Según la última Gallup, 49% de la población no sabe quien es el líder de la oposición, lo cual arroja un empate técnico entre Luis Abinader, Leonel Fernández y Danilo Medina. Desde el 2012 el partido PRD redujo su simpatía de un 42.1% a un 4.4%, el PRSC descendió de 3.0 a 2.1 y el PLD a pesar de mantenerse en el gobierno, ha disminuido de 46.8% a 38.6%.
La avergonzada derrota en la Asociación Dominicana de Profesores (c), Colegio Médico Dominicano (CMD), más todas las derrotas que han venido recibiendo en la Universidad Autónoma De Santo Domingo (UASD), estas combinaciones en todos estos gremios debe llamar fuertemente la atención del partido de gobierno.
Por otra parte, la oposición ha jugado un gran papel en cuento a gremios se refiere, pero al final del túnel, llámese elecciones presidenciales, estos llegan desgastados y con pocos esperanzas de alcanzar la victoria, lo que a los jóvenes que miramos más allá de la curva, nos llama a preocupación, debido a que se necesita un equilibrio (balanza) en el sistema político dominicano, donde el relevo se pregona, pero no se viabiliza, aquí los políticos tradicionales temen ser sustituidos por jovenes, pero no se dan cuenta que ellos ya no conectan con la realidad nacional, que ya sus discursos no llenan las necesidades de la gente, que no son creíbles, lo que llena de preocupación a los partidos políticos que extrepitozamente ha ido sucumbiendo en el escenario político nacional.

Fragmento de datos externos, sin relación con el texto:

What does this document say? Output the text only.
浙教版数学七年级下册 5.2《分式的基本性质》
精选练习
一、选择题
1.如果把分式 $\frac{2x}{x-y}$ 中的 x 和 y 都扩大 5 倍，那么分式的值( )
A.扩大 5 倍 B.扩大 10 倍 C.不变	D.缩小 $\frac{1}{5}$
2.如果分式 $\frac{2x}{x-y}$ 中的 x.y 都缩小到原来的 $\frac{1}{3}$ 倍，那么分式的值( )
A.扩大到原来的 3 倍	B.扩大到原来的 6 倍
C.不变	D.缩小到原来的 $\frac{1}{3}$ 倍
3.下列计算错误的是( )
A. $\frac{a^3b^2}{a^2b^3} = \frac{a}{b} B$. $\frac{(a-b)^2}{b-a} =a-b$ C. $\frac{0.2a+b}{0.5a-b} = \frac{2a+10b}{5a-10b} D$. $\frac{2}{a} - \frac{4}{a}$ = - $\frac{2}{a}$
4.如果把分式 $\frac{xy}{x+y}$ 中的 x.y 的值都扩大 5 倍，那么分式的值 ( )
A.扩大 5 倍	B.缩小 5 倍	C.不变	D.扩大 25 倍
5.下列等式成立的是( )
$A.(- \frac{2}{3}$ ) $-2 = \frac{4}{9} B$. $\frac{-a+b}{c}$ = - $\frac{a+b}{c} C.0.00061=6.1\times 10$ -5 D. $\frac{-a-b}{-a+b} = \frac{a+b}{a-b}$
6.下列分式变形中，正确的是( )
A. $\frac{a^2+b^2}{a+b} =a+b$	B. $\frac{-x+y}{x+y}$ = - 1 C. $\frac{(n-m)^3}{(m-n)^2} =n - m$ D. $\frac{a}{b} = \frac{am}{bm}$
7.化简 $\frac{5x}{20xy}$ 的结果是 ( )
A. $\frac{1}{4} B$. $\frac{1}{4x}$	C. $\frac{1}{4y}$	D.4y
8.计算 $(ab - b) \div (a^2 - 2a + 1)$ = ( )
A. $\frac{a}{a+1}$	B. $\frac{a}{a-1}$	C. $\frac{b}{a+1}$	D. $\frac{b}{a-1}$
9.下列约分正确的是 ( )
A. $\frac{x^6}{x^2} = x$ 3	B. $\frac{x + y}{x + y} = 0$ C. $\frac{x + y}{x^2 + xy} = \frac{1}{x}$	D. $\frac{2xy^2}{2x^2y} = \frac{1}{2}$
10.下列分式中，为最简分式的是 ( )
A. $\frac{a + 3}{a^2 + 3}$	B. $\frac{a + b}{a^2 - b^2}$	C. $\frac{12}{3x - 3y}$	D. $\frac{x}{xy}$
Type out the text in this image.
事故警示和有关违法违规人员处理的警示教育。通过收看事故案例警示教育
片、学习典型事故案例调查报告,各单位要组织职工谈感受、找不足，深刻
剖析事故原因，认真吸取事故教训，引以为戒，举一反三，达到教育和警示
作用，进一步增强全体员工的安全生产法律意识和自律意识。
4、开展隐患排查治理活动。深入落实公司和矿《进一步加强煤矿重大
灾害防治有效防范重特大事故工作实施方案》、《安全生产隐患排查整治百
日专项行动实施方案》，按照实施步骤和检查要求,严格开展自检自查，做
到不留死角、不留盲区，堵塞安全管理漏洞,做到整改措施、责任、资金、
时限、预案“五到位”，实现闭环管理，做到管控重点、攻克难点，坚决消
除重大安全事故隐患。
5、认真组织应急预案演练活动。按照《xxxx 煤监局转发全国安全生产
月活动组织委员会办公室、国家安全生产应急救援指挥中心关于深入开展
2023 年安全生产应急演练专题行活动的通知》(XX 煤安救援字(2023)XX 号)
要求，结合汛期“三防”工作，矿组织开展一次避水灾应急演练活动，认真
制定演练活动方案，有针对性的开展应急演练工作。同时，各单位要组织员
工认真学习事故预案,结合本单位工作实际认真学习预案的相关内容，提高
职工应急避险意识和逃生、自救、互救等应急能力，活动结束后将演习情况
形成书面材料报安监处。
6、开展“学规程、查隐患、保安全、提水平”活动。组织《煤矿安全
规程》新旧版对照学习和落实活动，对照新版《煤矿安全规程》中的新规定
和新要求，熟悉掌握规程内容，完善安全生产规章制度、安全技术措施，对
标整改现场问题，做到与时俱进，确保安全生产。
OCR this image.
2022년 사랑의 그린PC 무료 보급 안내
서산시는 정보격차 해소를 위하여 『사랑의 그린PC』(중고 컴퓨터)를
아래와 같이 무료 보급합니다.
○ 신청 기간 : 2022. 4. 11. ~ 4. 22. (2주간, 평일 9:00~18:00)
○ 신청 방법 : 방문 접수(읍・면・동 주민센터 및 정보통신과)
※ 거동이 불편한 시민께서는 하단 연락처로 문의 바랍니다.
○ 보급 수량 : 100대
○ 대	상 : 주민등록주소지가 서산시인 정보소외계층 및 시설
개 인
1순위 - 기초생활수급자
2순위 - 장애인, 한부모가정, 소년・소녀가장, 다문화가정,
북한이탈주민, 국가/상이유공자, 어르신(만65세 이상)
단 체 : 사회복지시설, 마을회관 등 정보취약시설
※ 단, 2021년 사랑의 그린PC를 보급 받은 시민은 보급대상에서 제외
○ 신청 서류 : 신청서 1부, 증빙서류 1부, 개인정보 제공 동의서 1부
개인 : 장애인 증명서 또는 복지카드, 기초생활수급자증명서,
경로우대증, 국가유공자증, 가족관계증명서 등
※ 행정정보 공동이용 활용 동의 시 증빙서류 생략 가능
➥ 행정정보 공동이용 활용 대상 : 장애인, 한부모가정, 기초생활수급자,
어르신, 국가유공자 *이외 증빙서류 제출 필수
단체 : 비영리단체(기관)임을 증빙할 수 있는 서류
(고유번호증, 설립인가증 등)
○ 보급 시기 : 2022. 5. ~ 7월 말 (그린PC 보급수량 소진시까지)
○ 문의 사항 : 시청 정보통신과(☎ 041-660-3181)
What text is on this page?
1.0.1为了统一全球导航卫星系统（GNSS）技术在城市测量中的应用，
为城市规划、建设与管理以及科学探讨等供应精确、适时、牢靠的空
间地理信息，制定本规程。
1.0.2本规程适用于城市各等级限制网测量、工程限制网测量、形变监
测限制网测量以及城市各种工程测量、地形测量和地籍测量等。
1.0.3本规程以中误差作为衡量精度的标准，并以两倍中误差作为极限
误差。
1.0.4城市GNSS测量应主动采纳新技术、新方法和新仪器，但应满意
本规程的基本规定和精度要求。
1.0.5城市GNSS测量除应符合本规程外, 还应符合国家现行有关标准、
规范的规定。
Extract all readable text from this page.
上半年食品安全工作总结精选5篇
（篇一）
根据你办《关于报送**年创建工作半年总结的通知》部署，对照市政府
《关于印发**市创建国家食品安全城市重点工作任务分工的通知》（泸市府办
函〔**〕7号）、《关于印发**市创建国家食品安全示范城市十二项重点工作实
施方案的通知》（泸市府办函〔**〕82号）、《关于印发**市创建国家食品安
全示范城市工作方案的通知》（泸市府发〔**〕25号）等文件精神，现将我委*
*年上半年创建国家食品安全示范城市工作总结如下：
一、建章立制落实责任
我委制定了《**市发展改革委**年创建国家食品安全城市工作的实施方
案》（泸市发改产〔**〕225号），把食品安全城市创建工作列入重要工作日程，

Si embargo, las luchas internas han venido debilitando el sistema partidario, siendo un ejemplo histórico las divisiones sufridas por el PRD, en los últimos 10 años en el PRSC y en los últimos 6 por el PLD, situación está que de no corregirse de la mano de las nuevas generaciones partidarias y el relevo, terminarían en daños irreparables para la democracia y con consecuencias catastróficas.
Sin temor a equivocarnos, el fortalecimiento debe empezar desde abajo, iniciando por barrios, seguido por los gremios, hasta llegar aglutinar una fuerza real y creíble, que brinde confianza al pueblo y pueda dirigir las riendas endeudadas de nuestra República Dominicana.